Les solutions européennes mises en place jusque-là ne conviennent ni à Rome, ni à Paris. Le renvoi des migrants d’un pays à l’autre, sans coordination, est juste intenable. L’incapacité européenne à mettre en place une politique commune d’asile modernisée, dotée d’un volet de reconduite stricte aux frontières pour les migrants déboutés, est un boulet qui se transforme un peu plus chaque jour en explosif politique pour l’Union. Une crise n’apporte pas toujours de solutions. Mais cette fois, face à des opinions publiques radicalisées sur ce sujet de l’accueil des migrants, jouer la montre n’est plus possible. Le mérite de ce duel Meloni-Macron est qu’il oblige à regarder en face la réalité.
Oublions Kadhafi et son régime
Or cette réalité est simple. L’heure n’est plus, quoi qu’en dise la dirigeante italienne, aux regrets sur les mérites passés du régime Kadhafi en Libye. Inutile aussi, coté français, d’ignorer la colère à vif des pays les plus exposés aux accostages de navires remplis de migrants, comme l’Italie, la Grèce ou l’Espagne. Ce débat sur les migrants ne peut plus être clos par un simple: «N’accueillons pas ces navires» ou «Qu’ils retournent en Afrique!» (pour paraphraser un député du Rassemblement national, exclu temporairement du parlement pour cette phrase lancée devant un député noir).
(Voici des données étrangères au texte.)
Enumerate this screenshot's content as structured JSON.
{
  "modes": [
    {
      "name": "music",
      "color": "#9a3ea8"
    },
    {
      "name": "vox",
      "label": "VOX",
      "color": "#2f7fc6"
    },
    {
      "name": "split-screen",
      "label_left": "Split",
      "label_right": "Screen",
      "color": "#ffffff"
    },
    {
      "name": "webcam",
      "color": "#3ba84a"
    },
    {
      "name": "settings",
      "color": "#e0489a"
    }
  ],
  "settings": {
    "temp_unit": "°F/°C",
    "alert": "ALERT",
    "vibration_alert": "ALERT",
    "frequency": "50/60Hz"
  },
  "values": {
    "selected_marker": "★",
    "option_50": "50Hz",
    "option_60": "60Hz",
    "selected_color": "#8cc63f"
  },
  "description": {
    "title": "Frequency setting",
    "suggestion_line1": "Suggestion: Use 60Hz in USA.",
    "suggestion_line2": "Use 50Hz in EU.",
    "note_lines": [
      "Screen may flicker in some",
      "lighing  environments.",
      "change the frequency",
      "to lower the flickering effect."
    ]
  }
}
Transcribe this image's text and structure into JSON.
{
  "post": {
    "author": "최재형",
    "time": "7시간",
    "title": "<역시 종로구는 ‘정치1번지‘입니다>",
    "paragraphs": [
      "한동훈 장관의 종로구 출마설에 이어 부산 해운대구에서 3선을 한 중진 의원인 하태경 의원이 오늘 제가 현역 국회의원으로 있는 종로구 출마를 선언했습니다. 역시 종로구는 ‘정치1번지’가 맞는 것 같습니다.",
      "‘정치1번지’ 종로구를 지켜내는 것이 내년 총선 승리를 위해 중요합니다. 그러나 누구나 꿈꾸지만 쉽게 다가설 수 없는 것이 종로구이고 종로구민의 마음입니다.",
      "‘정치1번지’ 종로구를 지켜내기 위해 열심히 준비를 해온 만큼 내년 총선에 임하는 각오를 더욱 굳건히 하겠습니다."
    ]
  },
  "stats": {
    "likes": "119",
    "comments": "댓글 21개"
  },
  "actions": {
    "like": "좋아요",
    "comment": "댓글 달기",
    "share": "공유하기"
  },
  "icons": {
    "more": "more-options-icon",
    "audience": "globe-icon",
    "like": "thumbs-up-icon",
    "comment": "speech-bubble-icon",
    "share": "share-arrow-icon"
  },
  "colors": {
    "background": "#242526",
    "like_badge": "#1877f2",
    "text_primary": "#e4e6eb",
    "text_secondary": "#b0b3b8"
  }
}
Il faut des solutions durables, mêlant fermeture des frontières et défense des valeurs humanitaires. La construction de «hotspots», ces camps de transit à la périphérie de l’Europe, ne peut plus continuer à être différée.
Retrouvez sur Twitter les accusations de Giorgia Meloni
L’immense tort de Meloni
Giorgia Meloni a en revanche un immense tort: celui de croire que des accords avec des régimes africains autoritaires, comme cela fut le cas avec Mouammar Kadhafi, régleront la question. Le monde a changé. La criminalité organisée, notamment la mafia italienne, a pris le contrôle d’une partie de ces flux migratoires. Les besoins du marché du travail européen sont aussi réels. La guerre en Ukraine, et les déplacements massifs de population qu’elle a entraînés, ont rebattu les cartes. L’influence russe sur le continent noir, au cœur de l’ex-Françafrique (Mali, Centrafrique, Burkina Faso), change aussi profondément la donne.
Un duel sans issue
Arrivés à quelques heures de différence ce lundi à Bali (Indonésie) pour y assister au sommet du G20, les 15 et 16 novembre, Meloni la souverainiste et Macron l’europhile assumé - qui s'est entretenu au téléphone lundi avec le président italien Matarella - n’ont pas d’autre choix que d’unir leurs forces pour imposer, en lien avec leurs voisins de l’espace Schengen et les États de l’UE respectueux de la solidarité communautaire, une solution durable. En période de récession économique annoncée, un duel franco-italien sans issue serait une redoutable défaite des deux côtés des Alpes.